A less ham-fisted attempt by the Catholic bishops to intervene in the Michigan gubernatorial race also fell flat. In early October, Cardinal Adam Maida issued a letter that was read in Catholic churches across the state, urging voters to remember the church's stand on life issues. The letter did not mention any candidate by name, but it was interpreted as an attack on Jennifer Granholm, the Democratic candidate.
Some conservative Catholics were dismayed that Maida did not more harshly criticize Granholm, who is Catholic and pro-choice. Dr. Monica Migliorino Miller, an associate professor of theology at St.

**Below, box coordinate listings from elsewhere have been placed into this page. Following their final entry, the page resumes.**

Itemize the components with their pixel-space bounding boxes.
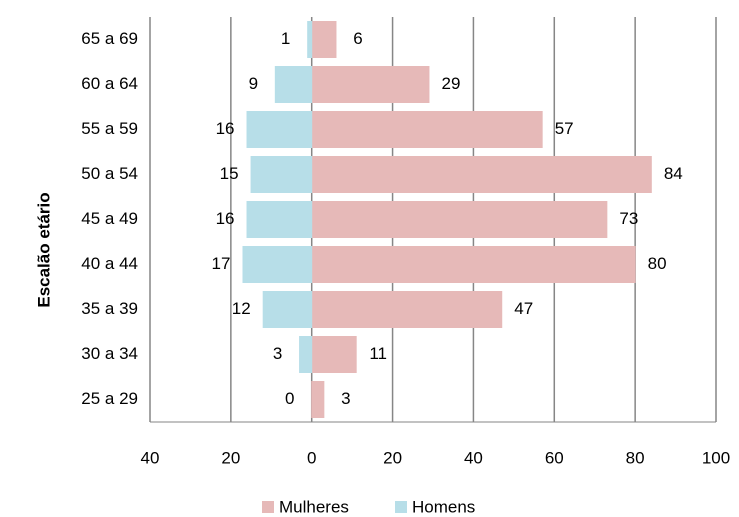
x-tick-label: 0 xyxy=(307,448,316,467)
data-label: 15 xyxy=(220,164,239,183)
bar xyxy=(262,291,313,328)
bar xyxy=(311,291,503,328)
bar xyxy=(311,21,337,58)
data-label: 9 xyxy=(249,74,258,93)
data-label: 1 xyxy=(281,29,290,48)
x-tick-label: 20 xyxy=(383,448,402,467)
bar xyxy=(311,201,608,238)
y-tick-label: 55 a 59 xyxy=(81,119,138,138)
y-tick-label: 60 a 64 xyxy=(81,74,138,93)
y-tick-label: 40 a 44 xyxy=(81,254,138,273)
bar xyxy=(246,111,313,148)
bar xyxy=(311,381,325,418)
y-tick-label: 30 a 34 xyxy=(81,344,138,363)
legend-swatch xyxy=(262,501,274,513)
data-label: 6 xyxy=(353,29,362,48)
data-label: 3 xyxy=(341,389,350,408)
legend-label: Mulheres xyxy=(279,497,349,516)
y-tick-label: 45 a 49 xyxy=(81,209,138,228)
y-tick-label: 65 a 69 xyxy=(81,29,138,48)
legend-swatch xyxy=(395,501,407,513)
bar xyxy=(311,336,357,373)
y-tick-label: 50 a 54 xyxy=(81,164,138,183)
x-tick-label: 80 xyxy=(626,448,645,467)
data-label: 47 xyxy=(514,299,533,318)
data-label: 80 xyxy=(648,254,667,273)
data-label: 0 xyxy=(285,389,294,408)
bar xyxy=(307,21,313,58)
x-tick-label: 60 xyxy=(545,448,564,467)
x-tick-label: 40 xyxy=(141,448,160,467)
y-tick-label: 35 a 39 xyxy=(81,299,138,318)
x-tick-label: 20 xyxy=(221,448,240,467)
data-label: 73 xyxy=(619,209,638,228)
bar xyxy=(311,246,636,283)
data-label: 16 xyxy=(216,209,235,228)
data-label: 12 xyxy=(232,299,251,318)
data-label: 3 xyxy=(273,344,282,363)
legend-label: Homens xyxy=(412,497,475,516)
bar xyxy=(311,156,652,193)
bar xyxy=(311,111,543,148)
data-label: 16 xyxy=(216,119,235,138)
data-label: 84 xyxy=(664,164,683,183)
bar xyxy=(311,66,430,103)
x-tick-label: 100 xyxy=(702,448,730,467)
x-tick-label: 40 xyxy=(464,448,483,467)
data-label: 29 xyxy=(441,74,460,93)
y-axis-title: Escalão etário xyxy=(34,192,53,307)
bar xyxy=(242,246,313,283)
bar xyxy=(246,201,313,238)
y-tick-label: 25 a 29 xyxy=(81,389,138,408)
data-label: 57 xyxy=(555,119,574,138)
bar xyxy=(250,156,313,193)
data-label: 17 xyxy=(212,254,231,273)
bar xyxy=(299,336,313,373)
data-label: 11 xyxy=(369,344,387,363)
bar xyxy=(274,66,313,103)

Mary's College in Orchard Lake, Mich., formed a group called "Stop Granholm Church and Truth Project." Miller told the conservative National Catholic Register that she wanted Maida to meet with Granholm "to straighten her out."
Said Miller, "[Granholm] will continue to pass herself off as a Catholic in good standing as long as she is not reprimanded by the bishop, and we think that's a problem, especially when she continues to distort and misrepresent the church's social justice teachings on abortion."
Conservative Catholics in Michigan also demanded that church authorities discipline three priests who wrote a letter to the editor to the Detroit Free Press defending Granholm's right to hold pro-choice views. The three, who wrote the piece with an ex-priest, argued that Catholics should carefully consider church teaching but added, "[W]hen that teaching proves incomplete, or unconvincing, Catholics have both the right and responsibility to follow their well-formed conscience."
Granholm's support for legal abortion did not prove to be a liability at the polls. On Nov. 5, she defeated her Republican opponent, Dick Posthumus, the lieutenant governor, 51 percent to 48 percent.
In other news about religion and politics from campaign 2002:
Americans United has asked the IRS to investigate churches in Texas and Maryland that endorsed candidates shortly before the election.
In Texas, the Rev. Joe Samuel Ratliff, pastor of the Brentwood Baptist Church in Houston, endorsed Democratic candidate for Senate Ron Kirk during services on Nov. 3. According to press accounts, Ratliff told the congregation, "Go up and down the ballot and vote your conscience. But in that race, vote for Ron Kirk."
Noting that Kirk was trailing in the polls, Ratliff added, "The race is winnable. If you go vote, the polls don't matter."
An equally blatant endorsement occurred in Prince George's County, Md., where the Rev. John A. Cherry of From the Heart Church Ministries hosted Democratic gubernatorial candidate Kathleen Kennedy Townsend the Sunday before the election.
Newspapers reported that Cherry mimicked the flip of a voting machine lever and told the crowd, "I don't care what your persuasion is, you need to pull out your Democratic finger. If it sounds like I'm endorsing, take it as you want to." (Both Kirk and Townsend lost their races.)
Americans United also worked to advise houses of worship about the dangers of distributing slanted and partisan Christian Coalition "voter guides." In a statement issued Nov. 1, AU noted that the IRS has issued guidelines saying that material that favors certain candidates may not be distributed in churches.
"America's religious leaders shouldn't touch the Christian Coalition's campaign materials with a ten-foot pole," Lynn said. "The Coalition is trying to rope churches into a political machine to advance its partisan agenda. Pastors should see through the Coalition's scheme and keep their sanctuaries clear of slanted political fliers."